In this iconographic space, profoundly weighted with silent emotion, the sisters are portrayed showing a variety of expressions that call to mind both the contemplative life and the dynamic life of mission. There are four sisters represented signifying as it were cardinal points branching out into the world in the work of evangelization and witness.
One of the sisters bears a lamp in her hand signifying multiple meanings. It is that light of Christian faith with which Christ illumines our souls. At the same time it reminds us of the radiant example of the saints, “children of light” (Jn 12: 36; Lk 16: 8), and invites us to follow the path of light which is the Gospel: “So let your light shine before all, so that they may see your good works…” (Mt 5: 16)
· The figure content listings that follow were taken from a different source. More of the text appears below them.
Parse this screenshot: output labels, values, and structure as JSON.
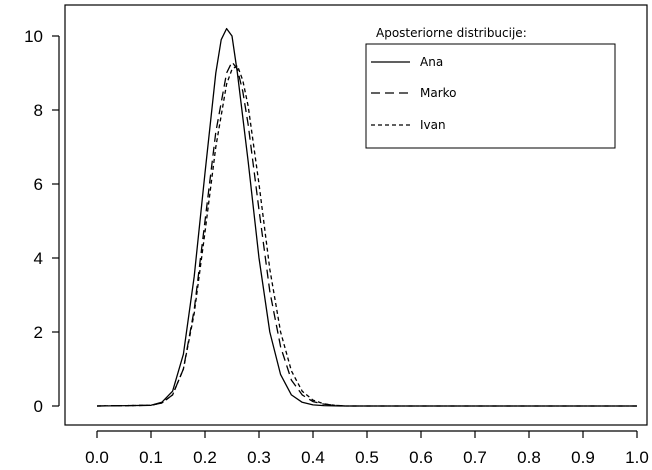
{
  "chart_data": {
    "type": "line",
    "title": "",
    "xlabel": "",
    "ylabel": "",
    "xlim": [
      0.0,
      1.0
    ],
    "ylim": [
      0,
      10.5
    ],
    "x_ticks": [
      "0.0",
      "0.1",
      "0.2",
      "0.3",
      "0.4",
      "0.5",
      "0.6",
      "0.7",
      "0.8",
      "0.9",
      "1.0"
    ],
    "y_ticks": [
      "0",
      "2",
      "4",
      "6",
      "8",
      "10"
    ],
    "grid": false,
    "legend": {
      "title": "Aposteriorne distribucije:",
      "placement": "top-right",
      "entries": [
        "Ana",
        "Marko",
        "Ivan"
      ]
    },
    "series": [
      {
        "name": "Ana",
        "line_style": "solid",
        "x": [
          0.0,
          0.1,
          0.12,
          0.14,
          0.16,
          0.18,
          0.2,
          0.22,
          0.23,
          0.24,
          0.25,
          0.26,
          0.28,
          0.3,
          0.32,
          0.34,
          0.36,
          0.38,
          0.4,
          0.42,
          0.45,
          1.0
        ],
        "y": [
          0,
          0.02,
          0.1,
          0.4,
          1.4,
          3.5,
          6.3,
          9.0,
          9.9,
          10.2,
          10.0,
          9.0,
          6.6,
          4.0,
          2.0,
          0.85,
          0.3,
          0.1,
          0.03,
          0.01,
          0,
          0
        ]
      },
      {
        "name": "Marko",
        "line_style": "dashed",
        "x": [
          0.0,
          0.1,
          0.12,
          0.14,
          0.16,
          0.18,
          0.2,
          0.22,
          0.24,
          0.25,
          0.26,
          0.27,
          0.28,
          0.3,
          0.32,
          0.34,
          0.36,
          0.38,
          0.4,
          0.42,
          0.44,
          0.46,
          1.0
        ],
        "y": [
          0,
          0.02,
          0.08,
          0.3,
          1.0,
          2.6,
          5.0,
          7.4,
          9.0,
          9.3,
          9.1,
          8.5,
          7.6,
          5.3,
          3.1,
          1.6,
          0.7,
          0.3,
          0.12,
          0.05,
          0.02,
          0,
          0
        ]
      },
      {
        "name": "Ivan",
        "line_style": "dotted",
        "x": [
          0.0,
          0.1,
          0.12,
          0.14,
          0.16,
          0.18,
          0.2,
          0.22,
          0.24,
          0.25,
          0.26,
          0.27,
          0.28,
          0.3,
          0.32,
          0.34,
          0.36,
          0.38,
          0.4,
          0.42,
          0.44,
          0.46,
          1.0
        ],
        "y": [
          0,
          0.02,
          0.08,
          0.3,
          1.0,
          2.5,
          4.7,
          7.0,
          8.7,
          9.1,
          9.2,
          8.8,
          8.1,
          6.0,
          3.7,
          2.0,
          0.95,
          0.4,
          0.16,
          0.06,
          0.02,
          0,
          0
        ]
      }
    ],
    "colors": {
      "line": "#000000",
      "axis": "#000000",
      "background": "#ffffff"
    }
  }
}
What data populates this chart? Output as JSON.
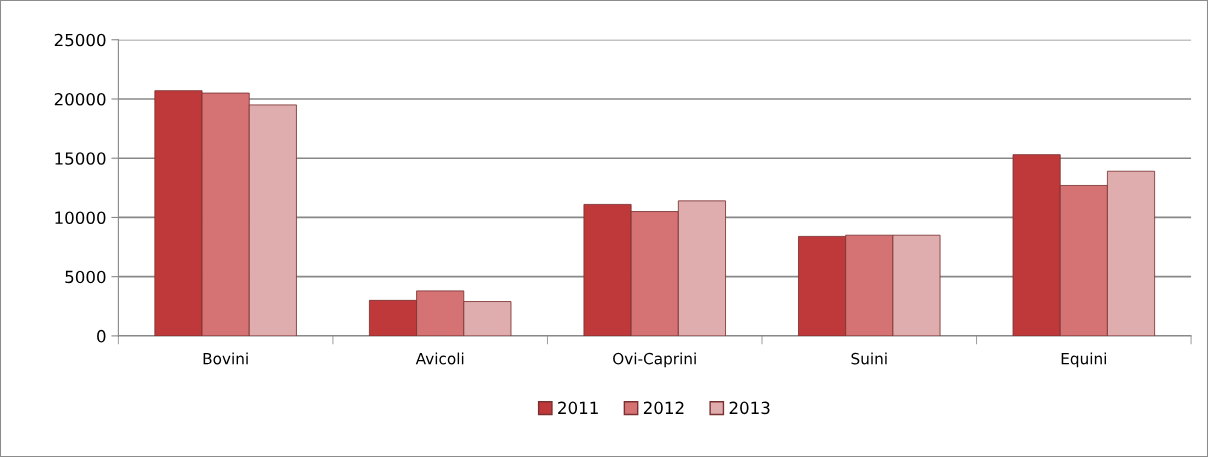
{
  "chart_data": {
    "type": "bar",
    "categories": [
      "Bovini",
      "Avicoli",
      "Ovi-Caprini",
      "Suini",
      "Equini"
    ],
    "series": [
      {
        "name": "2011",
        "color": "#c0393a",
        "values": [
          20700,
          3000,
          11100,
          8400,
          15300
        ]
      },
      {
        "name": "2012",
        "color": "#d57273",
        "values": [
          20500,
          3800,
          10500,
          8500,
          12700
        ]
      },
      {
        "name": "2013",
        "color": "#dfadad",
        "values": [
          19500,
          2900,
          11400,
          8500,
          13900
        ]
      }
    ],
    "ylim": [
      0,
      25000
    ],
    "yticks": [
      0,
      5000,
      10000,
      15000,
      20000,
      25000
    ],
    "grid": "y",
    "legend": "bottom"
  }
}
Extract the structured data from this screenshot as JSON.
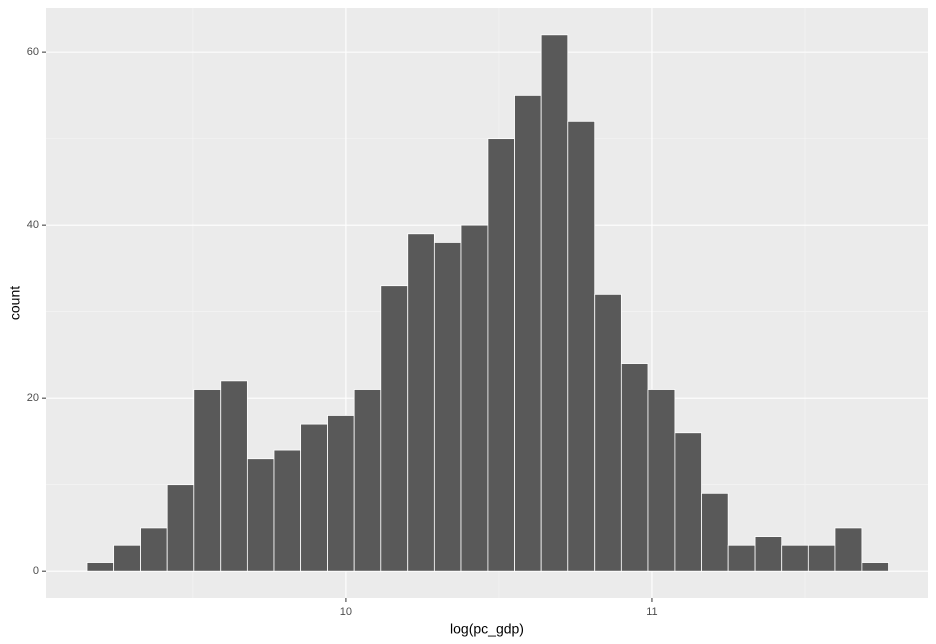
{
  "chart_data": {
    "type": "histogram",
    "x_label": "log(pc_gdp)",
    "y_label": "count",
    "bins": [
      9.154,
      9.241,
      9.329,
      9.416,
      9.503,
      9.591,
      9.678,
      9.765,
      9.852,
      9.94,
      10.027,
      10.114,
      10.202,
      10.289,
      10.376,
      10.464,
      10.551,
      10.638,
      10.725,
      10.813,
      10.9,
      10.987,
      11.075,
      11.162,
      11.249,
      11.337,
      11.424,
      11.511,
      11.598,
      11.686,
      11.773
    ],
    "values": [
      1,
      3,
      5,
      10,
      21,
      22,
      13,
      14,
      17,
      18,
      21,
      33,
      39,
      38,
      40,
      50,
      55,
      62,
      52,
      32,
      24,
      21,
      16,
      9,
      3,
      4,
      3,
      3,
      5,
      1
    ],
    "color": "#595959",
    "xlim": [
      9.02,
      11.902
    ],
    "xticks": [
      10,
      11
    ],
    "ylim": [
      -3.1,
      65.1
    ],
    "yticks": [
      0,
      20,
      40,
      60
    ],
    "grid": true
  }
}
The image of the present Superior General, Sr. Miriam Cunha Sobrinha, is also there. She is shown contemplating the Crucifix in the hands of the Foundress perhaps meditating in that moment on the meaning and importance of her own mandate as Superior General.
Her presence in the painting places the commission and the completion of the piece in the present day, rendering more explicitly that sense of continuity of the fulfillment of Mother Clelia’s dream which still remains alive today through the apostolic works of her daughters called to be that constant presence of the merciful and loving Heart of Jesus in and for the world.
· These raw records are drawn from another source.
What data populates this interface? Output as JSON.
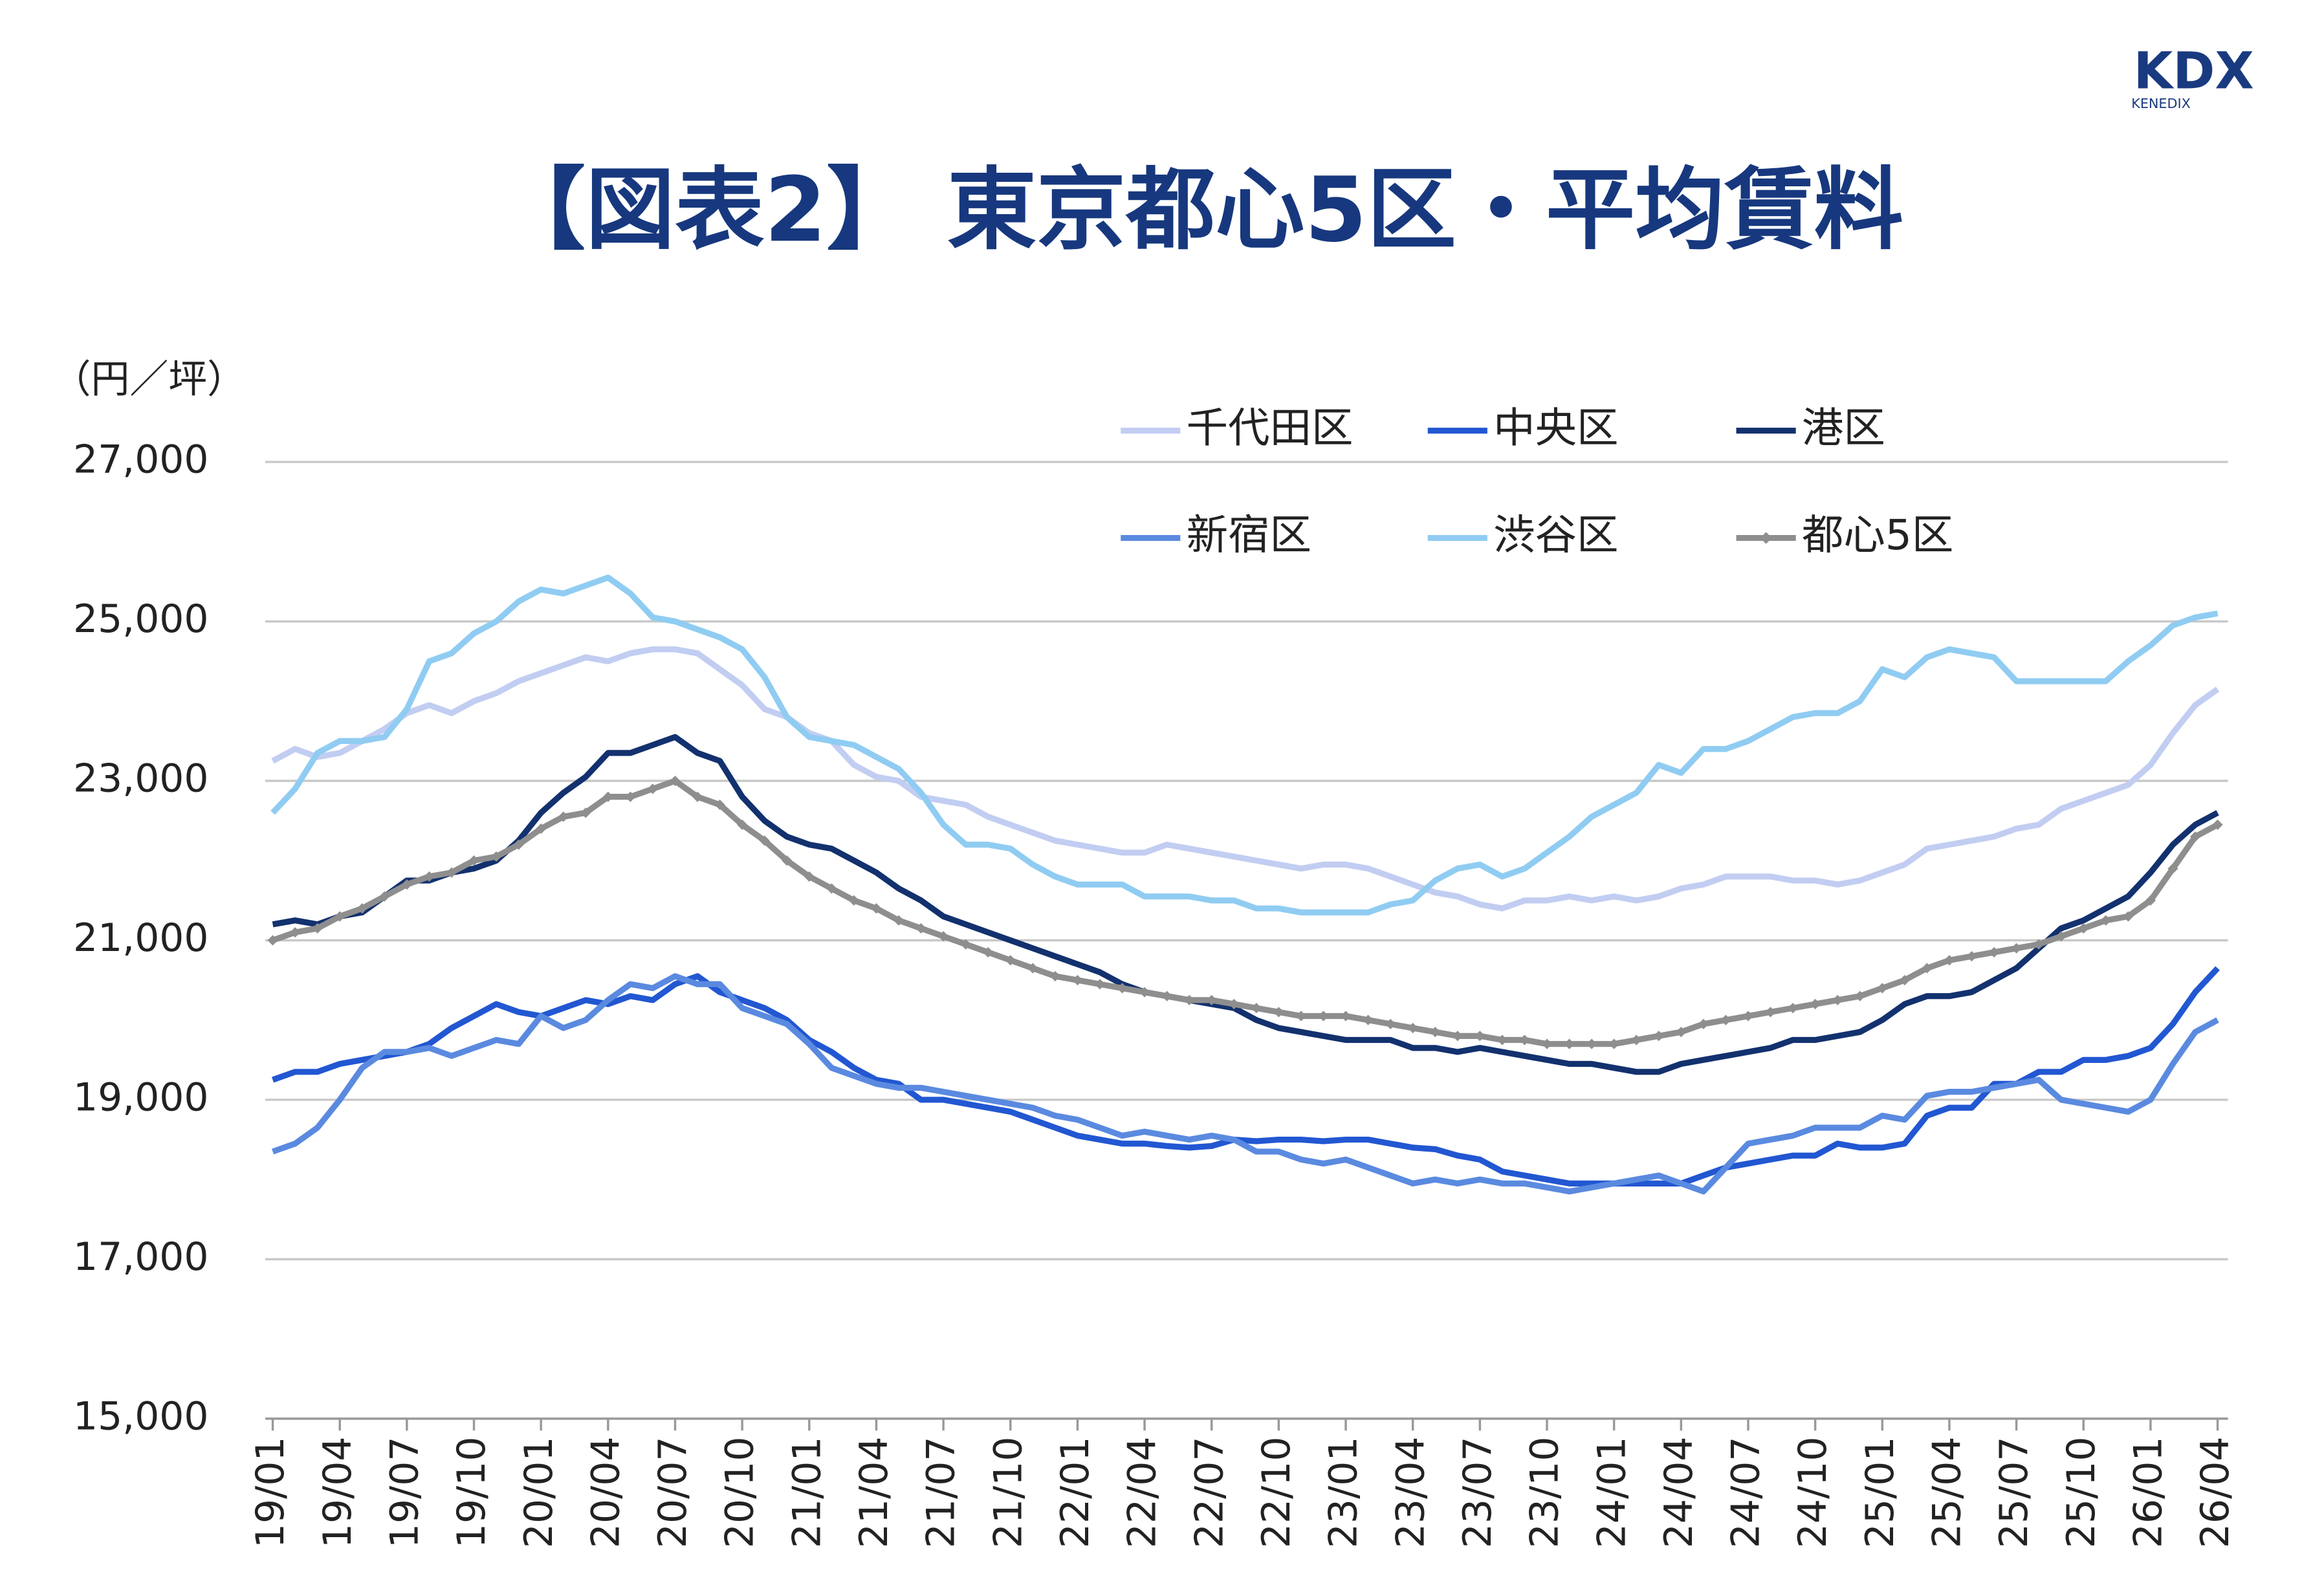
{
  "logo": {
    "brand": "KDX",
    "sub": "KENEDIX"
  },
  "chart_data": {
    "type": "line",
    "title": "【図表2】 東京都心5区・平均賃料",
    "y_axis_label": "（円／坪）",
    "categories": [
      "19/01",
      null,
      null,
      "19/04",
      null,
      null,
      "19/07",
      null,
      null,
      "19/10",
      null,
      null,
      "20/01",
      null,
      null,
      "20/04",
      null,
      null,
      "20/07",
      null,
      null,
      "20/10",
      null,
      null,
      "21/01",
      null,
      null,
      "21/04",
      null,
      null,
      "21/07",
      null,
      null,
      "21/10",
      null,
      null,
      "22/01",
      null,
      null,
      "22/04",
      null,
      null,
      "22/07",
      null,
      null,
      "22/10",
      null,
      null,
      "23/01",
      null,
      null,
      "23/04",
      null,
      null,
      "23/07",
      null,
      null,
      "23/10",
      null,
      null,
      "24/01",
      null,
      null,
      "24/04",
      null,
      null,
      "24/07",
      null,
      null,
      "24/10",
      null,
      null,
      "25/01",
      null,
      null,
      "25/04",
      null,
      null,
      "25/07",
      null,
      null,
      "25/10",
      null,
      null,
      "26/01",
      null,
      null,
      "26/04"
    ],
    "ylim": [
      15000,
      27000
    ],
    "yticks": [
      {
        "value": 15000,
        "label": "15,000"
      },
      {
        "value": 17000,
        "label": "17,000"
      },
      {
        "value": 19000,
        "label": "19,000"
      },
      {
        "value": 21000,
        "label": "21,000"
      },
      {
        "value": 23000,
        "label": "23,000"
      },
      {
        "value": 25000,
        "label": "25,000"
      },
      {
        "value": 27000,
        "label": "27,000"
      }
    ],
    "grid": true,
    "series": [
      {
        "name": "千代田区",
        "color": "#c2cdf2",
        "values": [
          23250,
          23400,
          23300,
          23350,
          23500,
          23650,
          23850,
          23950,
          23850,
          24000,
          24100,
          24250,
          24350,
          24450,
          24550,
          24500,
          24600,
          24650,
          24650,
          24600,
          24400,
          24200,
          23900,
          23800,
          23600,
          23500,
          23200,
          23050,
          23000,
          22800,
          22750,
          22700,
          22550,
          22450,
          22350,
          22250,
          22200,
          22150,
          22100,
          22100,
          22200,
          22150,
          22100,
          22050,
          22000,
          21950,
          21900,
          21950,
          21950,
          21900,
          21800,
          21700,
          21600,
          21550,
          21450,
          21400,
          21500,
          21500,
          21550,
          21500,
          21550,
          21500,
          21550,
          21650,
          21700,
          21800,
          21800,
          21800,
          21750,
          21750,
          21700,
          21750,
          21850,
          21950,
          22150,
          22200,
          22250,
          22300,
          22400,
          22450,
          22650,
          22750,
          22850,
          22950,
          23200,
          23600,
          23950,
          24150
        ]
      },
      {
        "name": "中央区",
        "color": "#2257d2",
        "values": [
          19250,
          19350,
          19350,
          19450,
          19500,
          19550,
          19600,
          19700,
          19900,
          20050,
          20200,
          20100,
          20050,
          20150,
          20250,
          20200,
          20300,
          20250,
          20450,
          20550,
          20350,
          20250,
          20150,
          20000,
          19750,
          19600,
          19400,
          19250,
          19200,
          19000,
          19000,
          18950,
          18900,
          18850,
          18750,
          18650,
          18550,
          18500,
          18450,
          18450,
          18420,
          18400,
          18420,
          18500,
          18480,
          18500,
          18500,
          18480,
          18500,
          18500,
          18450,
          18400,
          18380,
          18300,
          18250,
          18100,
          18050,
          18000,
          17950,
          17950,
          17950,
          17950,
          17950,
          17950,
          18050,
          18150,
          18200,
          18250,
          18300,
          18300,
          18450,
          18400,
          18400,
          18450,
          18800,
          18900,
          18900,
          19200,
          19200,
          19350,
          19350,
          19500,
          19500,
          19550,
          19650,
          19950,
          20350,
          20650
        ]
      },
      {
        "name": "港区",
        "color": "#12316e",
        "values": [
          21200,
          21250,
          21200,
          21300,
          21350,
          21550,
          21750,
          21750,
          21850,
          21900,
          22000,
          22250,
          22600,
          22850,
          23050,
          23350,
          23350,
          23450,
          23550,
          23350,
          23250,
          22800,
          22500,
          22300,
          22200,
          22150,
          22000,
          21850,
          21650,
          21500,
          21300,
          21200,
          21100,
          21000,
          20900,
          20800,
          20700,
          20600,
          20450,
          20350,
          20300,
          20250,
          20200,
          20150,
          20000,
          19900,
          19850,
          19800,
          19750,
          19750,
          19750,
          19650,
          19650,
          19600,
          19650,
          19600,
          19550,
          19500,
          19450,
          19450,
          19400,
          19350,
          19350,
          19450,
          19500,
          19550,
          19600,
          19650,
          19750,
          19750,
          19800,
          19850,
          20000,
          20200,
          20300,
          20300,
          20350,
          20500,
          20650,
          20900,
          21150,
          21250,
          21400,
          21550,
          21850,
          22200,
          22450,
          22600
        ]
      },
      {
        "name": "新宿区",
        "color": "#5a8ae0",
        "values": [
          18350,
          18450,
          18650,
          19000,
          19400,
          19600,
          19600,
          19650,
          19550,
          19650,
          19750,
          19700,
          20050,
          19900,
          20000,
          20250,
          20450,
          20400,
          20550,
          20450,
          20450,
          20150,
          20050,
          19950,
          19700,
          19400,
          19300,
          19200,
          19150,
          19150,
          19100,
          19050,
          19000,
          18950,
          18900,
          18800,
          18750,
          18650,
          18550,
          18600,
          18550,
          18500,
          18550,
          18500,
          18350,
          18350,
          18250,
          18200,
          18250,
          18150,
          18050,
          17950,
          18000,
          17950,
          18000,
          17950,
          17950,
          17900,
          17850,
          17900,
          17950,
          18000,
          18050,
          17950,
          17850,
          18150,
          18450,
          18500,
          18550,
          18650,
          18650,
          18650,
          18800,
          18750,
          19050,
          19100,
          19100,
          19150,
          19200,
          19250,
          19000,
          18950,
          18900,
          18850,
          19000,
          19450,
          19850,
          20000
        ]
      },
      {
        "name": "渋谷区",
        "color": "#90ccf2",
        "values": [
          22600,
          22900,
          23350,
          23500,
          23500,
          23550,
          23900,
          24500,
          24600,
          24850,
          25000,
          25250,
          25400,
          25350,
          25450,
          25550,
          25350,
          25050,
          25000,
          24900,
          24800,
          24650,
          24300,
          23800,
          23550,
          23500,
          23450,
          23300,
          23150,
          22850,
          22450,
          22200,
          22200,
          22150,
          21950,
          21800,
          21700,
          21700,
          21700,
          21550,
          21550,
          21550,
          21500,
          21500,
          21400,
          21400,
          21350,
          21350,
          21350,
          21350,
          21450,
          21500,
          21750,
          21900,
          21950,
          21800,
          21900,
          22100,
          22300,
          22550,
          22700,
          22850,
          23200,
          23100,
          23400,
          23400,
          23500,
          23650,
          23800,
          23850,
          23850,
          24000,
          24400,
          24300,
          24550,
          24650,
          24600,
          24550,
          24250,
          24250,
          24250,
          24250,
          24250,
          24500,
          24700,
          24950,
          25050,
          25100
        ]
      },
      {
        "name": "都心5区",
        "color": "#8e8e8e",
        "marker": "diamond",
        "values": [
          21000,
          21100,
          21150,
          21300,
          21400,
          21550,
          21700,
          21800,
          21850,
          22000,
          22050,
          22200,
          22400,
          22550,
          22600,
          22800,
          22800,
          22900,
          23000,
          22800,
          22700,
          22450,
          22250,
          22000,
          21800,
          21650,
          21500,
          21400,
          21250,
          21150,
          21050,
          20950,
          20850,
          20750,
          20650,
          20550,
          20500,
          20450,
          20400,
          20350,
          20300,
          20250,
          20250,
          20200,
          20150,
          20100,
          20050,
          20050,
          20050,
          20000,
          19950,
          19900,
          19850,
          19800,
          19800,
          19750,
          19750,
          19700,
          19700,
          19700,
          19700,
          19750,
          19800,
          19850,
          19950,
          20000,
          20050,
          20100,
          20150,
          20200,
          20250,
          20300,
          20400,
          20500,
          20650,
          20750,
          20800,
          20850,
          20900,
          20950,
          21050,
          21150,
          21250,
          21300,
          21500,
          21900,
          22300,
          22450
        ]
      }
    ]
  }
}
The other sisters who are present are intended as metaphorical images of the three theological virtues: Faith, Hope and Charity. They all have the same face and are not the portraits of any sister in particular. Representing different ages, they symbolically characterize all the members of the Institute today who are formed and have matured in the Charism of their Foundress.
The sister in the center of the picture is holding the crucifix to her chest as she looks out at us. She is the youngest, portraying that face of hope that never dies. Her gaze is an invitation to all to trust in the Heart of Jesus and to be witnesses of His Love.
Further to the left, another sister stands out from the group as she is the only one to have her sleeves rolled up, signifying the particular commitment of the Apostles of the Sacred Heart to those charitable works carried out daily in service to the poor.
Below and in the foreground, the eldest sister is seated with her head turned toward the Blessed Mother. In one hand she clasps the Crucifix while in the other she holds an open book. It is the Gospel, the book of the Word, that beating heart which nourishes and supports the apostolic works carried out in the Congregation in education, healthcare and pastoral service, according to the specific instruction of Mother Clelia: “What must be common to all Apostles is that spirit of charity which will be one in all of its various expressions” (Blessed Clelia Merloni).
Finally, the narrative is completed by the detail of two ears of wheat resting on the desk near the right edge of the painting. A grain of wheat, just fallen, offers the viewer the key to the entire piece, the inspiration for its very title: “Like a grain of wheat…” (“If the grain of wheat, fallen to the ground, does not die, it remains alone; but if it dies, it produces much fruit…Jn 12: 24). It is my hope that this painting can keep fresh the memory of a cherished moment that took place long ago in the life of the Foundress and that it can contribute to the triumph of the love and mercy of God the Father, to be able to “look at the past with gratitude, live the present with passion, and embrace the future with hope” (Pope Francis).
With renewed esteem and gratitude, I take this opportunity to send to you and to the whole community a cordial, affectionate greeting and best wishes for all that is good.